Still, Corporate Creativity is worth reading for its fascinating trek through the history of idea-hunting. For example, it takes us back to the imperious John Patterson, founder of National Cash Register Corp., who in 1894 moved his desk down to the dingy and dangerous shop floor and soon understood why his workers were so dispirited. Patterson quickly had the factory cleaned and painted, and many of the walls replaced with glass. Then he instituted a reward program to pay workers for their ideas. He would turn the company, he vowed, into a ”hundred-headed brain.” Backed by this idea system, NCR catapulted briefly to the forefront of Corporate America. However, Patterson’s system, like the many imitators it spawned, merely worked to perfect the status quo. It did little to launch NCR toward bold changes and new businesses. In time, the ideas petered out.
No such slippage would be tolerated in the authoritarian idea mills of the Soviet Union, site of ”the most ambitious effort in history to promote creativity,” the authors say. There, central planners dating back to Lenin’s day established rigid idea quotas.
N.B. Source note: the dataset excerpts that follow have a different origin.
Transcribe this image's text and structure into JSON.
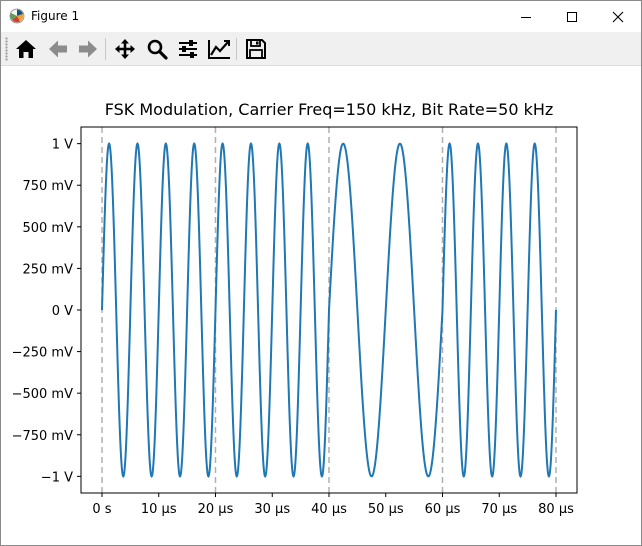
{
  "window": {
    "title": "Figure 1",
    "icons": {
      "app": "matplotlib-icon",
      "minimize": "minimize-icon",
      "maximize": "maximize-icon",
      "close": "close-icon"
    }
  },
  "toolbar": {
    "tools": [
      "home-icon",
      "back-arrow-icon",
      "forward-arrow-icon",
      "pan-icon",
      "zoom-icon",
      "configure-subplots-icon",
      "edit-axis-icon",
      "save-icon"
    ]
  },
  "chart_data": {
    "type": "line",
    "title": "FSK Modulation, Carrier Freq=150 kHz, Bit Rate=50 kHz",
    "xlabel": "",
    "ylabel": "",
    "x_unit": "µs",
    "xlim": [
      -3.7,
      83.7
    ],
    "ylim": [
      -1.1,
      1.1
    ],
    "xticks": [
      0,
      10,
      20,
      30,
      40,
      50,
      60,
      70,
      80
    ],
    "xtick_labels": [
      "0 s",
      "10 µs",
      "20 µs",
      "30 µs",
      "40 µs",
      "50 µs",
      "60 µs",
      "70 µs",
      "80 µs"
    ],
    "yticks": [
      1,
      0.75,
      0.5,
      0.25,
      0,
      -0.25,
      -0.5,
      -0.75,
      -1
    ],
    "ytick_labels": [
      "1 V",
      "750 mV",
      "500 mV",
      "250 mV",
      "0 V",
      "−250 mV",
      "−500 mV",
      "−750 mV",
      "−1 V"
    ],
    "bit_boundaries_us": [
      0,
      20,
      40,
      60,
      80
    ],
    "segments": [
      {
        "start_us": 0,
        "end_us": 20,
        "frequency_khz": 200
      },
      {
        "start_us": 20,
        "end_us": 40,
        "frequency_khz": 200
      },
      {
        "start_us": 40,
        "end_us": 60,
        "frequency_khz": 100
      },
      {
        "start_us": 60,
        "end_us": 80,
        "frequency_khz": 200
      }
    ],
    "series": [
      {
        "color": "#1f77b4",
        "amplitude_v": 1
      }
    ],
    "boundary_line_color": "#b0b0b0",
    "grid": false,
    "legend": "none"
  }
}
And, as Robinson and Stern show, responses were comical, tragic, and sometimes both. The authors describe an interview in the early 1990s, during which a worker explained how he and his colleagues came up with dozens of ideas every day. Holding aloft a piece of paper, which he said represented one idea, he folded it in half. ”Two ideas, da?” Then, he folded it again. ”Four ideas, da?” His point as he kept folding the paper was that they simply duplicated the same suggestions over and over. Another Russian worker suggested disabling the cumbersome safety device on a stamping machine he operated. The management enthusiastically agreed. And a few months later, the revamped machine chopped off that same worker’s hand.
Moving on to consider the results at modern American corporations, the authors level shots at a few demigods in the idea pantheon. They describe the great successes at American Airlines Inc., where CEO Robert L. Crandall’s suggestion program, IdeAAs in Action, has saved tens of millions of dollars. But Crandall’s scheme, like NCR’s, is focused on improving current practices, not on creating new ones. The danger is that the more a company refines its current system, the less likely it is to consider sweeping changes. The authors call it ”creativity through the rearview mirror.” Nor do they approve of 3M’s rigid numerical targets for new-product development. This focus, they say, discourages researchers from improving existing products–a process that can also lead to breakthroughs. They note that 3M, recognizing this, has recently relaxed its quotas.
So what’s the answer? There needs to be an excitement about work that produces all kinds of ideas, independent of rewards and quotas. These conditions, the authors stress, can exist in all sorts of workplaces, even in government. In another example, Corporate Creativity’s authors tell the story of a bureaucrat working part-time for the Massachusetts state government. This was not someone who ordinarily would be invited to join a governor’s blue-ribbon panel on medical-insurance reform. Yet she happened to know the Medicaid process inside out, and she came up with an idea–which, it should be noted, shifted costs from the state to Uncle Sam–and eventually saved Massachusetts some $1.4 billion. The savings greatly helped to balance the state budget. To produce insights like this, the authors note, employees must not only be given free rein to think and plenty of information. They also require managers who’ll push the ideas to the top.
But a warning to executives considering assigning the book as reading for the next visioning retreat session: Robinson and Stern paint a beguiling picture of what an open-minded, creative workplace could be. Some employees, unmoved by the usual exhortations, may be tempted to pick up and search for a place where their ideas can make a difference.